Rising business travel volumes are increasing costs for China-based companies. That is the main finding of a new survey by American Express – and travel costs are set to increase further in 2008. “I am betting that 75 per cent of companies in China will see their travel and entertainment expenditures (T+E) rise next year,” said Gregor Lochtie, Vice President and General Manager, CITS American Express Business Travel Greater China.

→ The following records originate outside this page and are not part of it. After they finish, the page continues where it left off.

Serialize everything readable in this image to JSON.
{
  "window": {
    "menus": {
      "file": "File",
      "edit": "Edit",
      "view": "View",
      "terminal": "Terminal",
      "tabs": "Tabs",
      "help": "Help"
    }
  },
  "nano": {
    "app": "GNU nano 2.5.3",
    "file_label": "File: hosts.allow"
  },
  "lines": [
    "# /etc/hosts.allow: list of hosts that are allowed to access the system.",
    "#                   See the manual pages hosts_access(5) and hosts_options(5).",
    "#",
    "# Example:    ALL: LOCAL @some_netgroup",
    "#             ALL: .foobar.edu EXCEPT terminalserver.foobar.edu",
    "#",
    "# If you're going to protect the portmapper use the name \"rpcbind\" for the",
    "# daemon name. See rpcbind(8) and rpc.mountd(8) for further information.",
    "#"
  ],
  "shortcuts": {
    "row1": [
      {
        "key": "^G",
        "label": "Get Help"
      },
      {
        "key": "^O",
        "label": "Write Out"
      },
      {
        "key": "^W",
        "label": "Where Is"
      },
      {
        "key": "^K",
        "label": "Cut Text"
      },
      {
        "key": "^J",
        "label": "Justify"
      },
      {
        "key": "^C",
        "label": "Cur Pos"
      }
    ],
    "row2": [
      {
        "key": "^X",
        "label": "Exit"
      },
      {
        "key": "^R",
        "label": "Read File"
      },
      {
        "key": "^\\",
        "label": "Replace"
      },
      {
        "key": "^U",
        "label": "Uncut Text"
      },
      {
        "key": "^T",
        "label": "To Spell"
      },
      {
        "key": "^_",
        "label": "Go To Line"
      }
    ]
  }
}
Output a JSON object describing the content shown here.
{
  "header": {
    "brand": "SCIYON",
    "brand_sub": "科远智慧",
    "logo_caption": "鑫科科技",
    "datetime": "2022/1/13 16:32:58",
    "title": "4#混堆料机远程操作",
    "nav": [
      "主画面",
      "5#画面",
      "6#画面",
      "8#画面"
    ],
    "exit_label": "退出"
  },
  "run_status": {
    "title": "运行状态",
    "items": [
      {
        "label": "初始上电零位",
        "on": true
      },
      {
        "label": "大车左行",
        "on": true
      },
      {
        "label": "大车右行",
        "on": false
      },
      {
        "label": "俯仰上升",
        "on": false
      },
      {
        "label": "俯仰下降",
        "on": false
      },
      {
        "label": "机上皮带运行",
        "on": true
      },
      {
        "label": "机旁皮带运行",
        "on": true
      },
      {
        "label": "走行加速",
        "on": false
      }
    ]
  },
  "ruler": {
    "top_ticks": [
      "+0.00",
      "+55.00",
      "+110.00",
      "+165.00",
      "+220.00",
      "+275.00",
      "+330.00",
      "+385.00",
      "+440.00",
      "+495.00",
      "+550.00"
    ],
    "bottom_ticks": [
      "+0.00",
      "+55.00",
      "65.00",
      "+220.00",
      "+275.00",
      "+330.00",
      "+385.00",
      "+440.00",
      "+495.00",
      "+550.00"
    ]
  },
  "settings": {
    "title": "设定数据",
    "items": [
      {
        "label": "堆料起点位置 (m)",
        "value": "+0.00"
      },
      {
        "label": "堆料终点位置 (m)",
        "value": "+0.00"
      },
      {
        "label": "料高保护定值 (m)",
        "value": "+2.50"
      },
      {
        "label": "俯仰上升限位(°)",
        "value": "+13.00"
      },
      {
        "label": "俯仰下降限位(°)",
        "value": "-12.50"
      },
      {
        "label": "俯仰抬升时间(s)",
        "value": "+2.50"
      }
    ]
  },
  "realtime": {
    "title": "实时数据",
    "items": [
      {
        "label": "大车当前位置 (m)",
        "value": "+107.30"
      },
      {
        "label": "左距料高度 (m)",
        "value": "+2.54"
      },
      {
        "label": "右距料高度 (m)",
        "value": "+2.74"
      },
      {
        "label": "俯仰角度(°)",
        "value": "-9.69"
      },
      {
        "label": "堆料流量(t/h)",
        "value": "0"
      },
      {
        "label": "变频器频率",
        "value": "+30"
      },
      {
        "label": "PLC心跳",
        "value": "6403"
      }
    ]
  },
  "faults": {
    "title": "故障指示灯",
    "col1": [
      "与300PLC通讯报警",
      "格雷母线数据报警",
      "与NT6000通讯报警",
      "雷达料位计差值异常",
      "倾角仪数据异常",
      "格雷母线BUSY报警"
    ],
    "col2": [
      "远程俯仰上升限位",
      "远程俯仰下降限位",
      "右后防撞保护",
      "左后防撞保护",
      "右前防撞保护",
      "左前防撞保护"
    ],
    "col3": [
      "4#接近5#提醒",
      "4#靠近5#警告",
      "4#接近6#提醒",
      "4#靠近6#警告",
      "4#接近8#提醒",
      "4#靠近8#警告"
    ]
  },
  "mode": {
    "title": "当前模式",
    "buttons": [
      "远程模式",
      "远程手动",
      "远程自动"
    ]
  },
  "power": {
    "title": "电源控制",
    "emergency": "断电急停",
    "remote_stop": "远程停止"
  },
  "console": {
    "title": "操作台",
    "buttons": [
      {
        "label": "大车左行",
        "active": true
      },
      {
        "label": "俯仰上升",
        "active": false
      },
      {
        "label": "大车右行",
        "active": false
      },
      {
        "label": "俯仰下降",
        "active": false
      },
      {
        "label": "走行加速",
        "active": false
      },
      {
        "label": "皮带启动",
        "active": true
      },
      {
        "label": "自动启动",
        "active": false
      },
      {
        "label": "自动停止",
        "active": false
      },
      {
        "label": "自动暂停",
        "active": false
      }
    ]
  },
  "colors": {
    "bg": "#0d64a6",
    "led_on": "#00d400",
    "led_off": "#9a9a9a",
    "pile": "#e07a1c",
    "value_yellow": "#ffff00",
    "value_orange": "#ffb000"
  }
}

Lochtie was speaking in Shanghai at the launch of Amex’s 4th China
Business Travel Survey, which canvassed 230 Chinese, joint venture and
foreign-owned companies with 100 employees or more in Shanghai, Beijing
and Guangzhou. Forty six per cent of companies surveyed had increased
their T&E budget in the last 12 months, and the survey confirmed
that T&E remains the second-largest controllable cost for
China-based companies, after salaries.
“This year there were four clear trends in China,” Lochtie said. “The
growing maturity in the business travel market; a growing similarity
between the Chinese and U.S. business travel markets, with a majority
concentration of travel between domestic destinations; business travel
is increasingly centrally managed by a dedicated travel or procurement
professional; and the use of the internet for business travel is
stabilising.”
The majority of corporate travel budgets for all companies surveyed (69
per cent) is spent in mainland China, with 12 per cent in Hong Kong.
However, as Chinese companies raise more capital and increasingly
invest overseas – outbound direct investment from China totals USD27bn
so far this year, up from USD16.1bn in the full 2006 year – foreign
travel spend rose to 19 per cent, from 13 per cent in 2006.
Travel management in China is still a largely fragmented market,
Lochtie said, with most companies using at least two travel agencies in
order to secure the cheapest pricing on a deal-by-deal basis. And cash
remains king, with 81 per cent of T&E spend settled in cash.